A decisão proíbe a paralisação total do serviço essencial na capital amazonense, e determina o sistema a operar com uma frota de no mínimo de 80% dos veículos durante o pico, ou seja, entre 06h às 09h e das 17h às 20h.
O mandado de intimação urgente, assinado pelo desembargador do Trabalho David Alves de Mello Júnior, Vice-Presidente do TRT-11, estipula obrigações imediatas para a categoria a partir da meia-noite desta sexta-feira (22/05).
Caso o sindicato dos trabalhadores descumpra esses percentuais mínimos estabelecidos, o TRT-11 fixou uma multa no valor de R$ 100.000,00 por hora de descumprimento, imputada diretamente à entidade sindical, com responsabilidade solidária imputada aos seus dirigentes.

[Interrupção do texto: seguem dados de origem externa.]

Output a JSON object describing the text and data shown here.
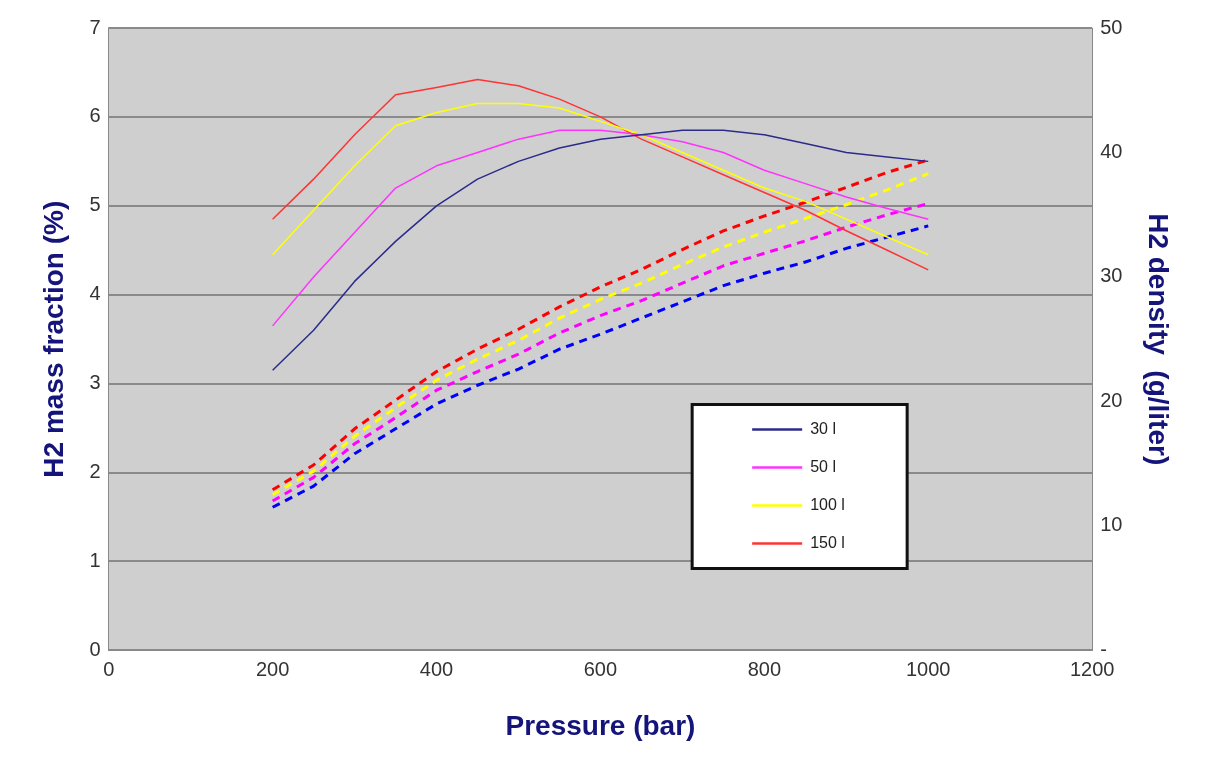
{
  "chart_data": {
    "type": "line",
    "xlabel": "Pressure (bar)",
    "ylabel": "H2 mass fraction (%)",
    "y2label": "H2 density  (g/liter)",
    "x": [
      200,
      250,
      300,
      350,
      400,
      450,
      500,
      550,
      600,
      650,
      700,
      750,
      800,
      850,
      900,
      950,
      1000
    ],
    "series": [
      {
        "name": "30 l",
        "color": "#2b2b8c",
        "line_style": "solid",
        "values": [
          3.15,
          3.6,
          4.15,
          4.6,
          5.0,
          5.3,
          5.5,
          5.65,
          5.75,
          5.8,
          5.85,
          5.85,
          5.8,
          5.7,
          5.6,
          5.55,
          5.5
        ]
      },
      {
        "name": "50 l",
        "color": "#ff33ff",
        "line_style": "solid",
        "values": [
          3.65,
          4.2,
          4.7,
          5.2,
          5.45,
          5.6,
          5.75,
          5.85,
          5.85,
          5.8,
          5.72,
          5.6,
          5.4,
          5.25,
          5.1,
          4.97,
          4.85
        ]
      },
      {
        "name": "100 l",
        "color": "#ffff00",
        "line_style": "solid",
        "values": [
          4.45,
          4.95,
          5.45,
          5.9,
          6.05,
          6.15,
          6.15,
          6.1,
          5.95,
          5.8,
          5.6,
          5.4,
          5.2,
          5.05,
          4.85,
          4.65,
          4.45
        ]
      },
      {
        "name": "150 l",
        "color": "#ff3333",
        "line_style": "solid",
        "values": [
          4.85,
          5.3,
          5.8,
          6.25,
          6.33,
          6.42,
          6.35,
          6.2,
          6.0,
          5.75,
          5.55,
          5.35,
          5.15,
          4.95,
          4.72,
          4.5,
          4.28
        ]
      },
      {
        "color": "#0000ff",
        "axis": "y2",
        "line_style": "dashed",
        "values": [
          11.5,
          13.2,
          15.8,
          17.8,
          19.8,
          21.3,
          22.6,
          24.2,
          25.4,
          26.7,
          28.0,
          29.3,
          30.3,
          31.2,
          32.3,
          33.2,
          34.1
        ]
      },
      {
        "color": "#ff00ff",
        "axis": "y2",
        "line_style": "dashed",
        "values": [
          12.0,
          13.9,
          16.6,
          18.7,
          20.9,
          22.4,
          23.8,
          25.5,
          26.9,
          28.1,
          29.5,
          30.9,
          31.9,
          32.9,
          34.0,
          35.0,
          35.9
        ]
      },
      {
        "color": "#ffff00",
        "axis": "y2",
        "line_style": "dashed",
        "values": [
          12.5,
          14.4,
          17.2,
          19.5,
          21.7,
          23.4,
          24.9,
          26.7,
          28.2,
          29.5,
          31.0,
          32.4,
          33.6,
          34.7,
          35.8,
          37.0,
          38.3
        ]
      },
      {
        "color": "#ff0000",
        "axis": "y2",
        "line_style": "dashed",
        "values": [
          12.9,
          14.9,
          17.8,
          20.1,
          22.4,
          24.2,
          25.8,
          27.6,
          29.2,
          30.6,
          32.2,
          33.7,
          34.9,
          36.0,
          37.2,
          38.4,
          39.4
        ]
      }
    ],
    "xlim": [
      0,
      1200
    ],
    "xticks": [
      0,
      200,
      400,
      600,
      800,
      1000,
      1200
    ],
    "ylim": [
      0,
      7
    ],
    "yticks": [
      0,
      1,
      2,
      3,
      4,
      5,
      6,
      7
    ],
    "y2lim": [
      0,
      50
    ],
    "y2ticks": [
      {
        "value": 0,
        "label": "-"
      },
      10,
      20,
      30,
      40,
      50
    ],
    "grid": "y",
    "legend": "bottom right",
    "marker": "none"
  }
}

Frota mínima obrigatória e horários de pico ─ A decisão judicial fixa patamares mínimos de operação para evitar o colapso na mobilidade urbana da capital, divididos da seguinte forma:
- 80% da frota ativa: Obrigatoriamente nos horários de pico, compreendidos entre 06h às 09h e das 17h às 20h.
- 50% da frota ativa: Garantida nos demais horários do dia.
Distância de garagens e proibição de bloqueios ─ A liminar também atende aos pedidos possessórios das empresas concessionárias para evitar distúrbios operacionais.
O tribunal expediu um mandado inibitório determinando que o sindicato e os trabalhadores mobilizados se abstenham de praticar atos que obstruam o livre acesso de funcionários e usuários ou que causem a turbação de garagens.
Ficou estipulada uma distância mínima de 200 metros da entrada das garagens das seguintes empresas:
- Viação São Pedro
- Vega Manaus
- Integração Transportes
- Via Verde
- Expresso Coroado
- Auto Ônibus Líder
- Global GNZ.
Eventuais manifestações que descumprirem essa distância ou bloquearem os portões sujeitarão os envolvidos a crime de desobediência e nova multa de R$ 100 mil por hora de infração.
Negociações ainda em andamento ─ O desembargador destacou na fundamentação que as tratativas da Convenção Coletiva de Trabalho (CCT 2026/2027) tramitavam com normalidade e que as partes haviam acordado um prazo até o dia 28/05 para a conclusão das negociações.
Diante disso, o magistrado considerou o anúncio da greve antes do esgotamento desse prazo como uma medida que “acarretará grave prejuízo à cidade de Manaus e aos seus habitantes”, afrontando o princípio da supremacia do interesse público.
O Sindicato dos Trabalhadores em Transportes Rodoviários de Manaus foi intimado a publicar imediatamente, em todas as suas redes sociais oficiais, mensagens informando a existência da decisão judicial para dar ciência à população e evitar deslocamentos desnecessários na manhã desta sexta-feira (22/05).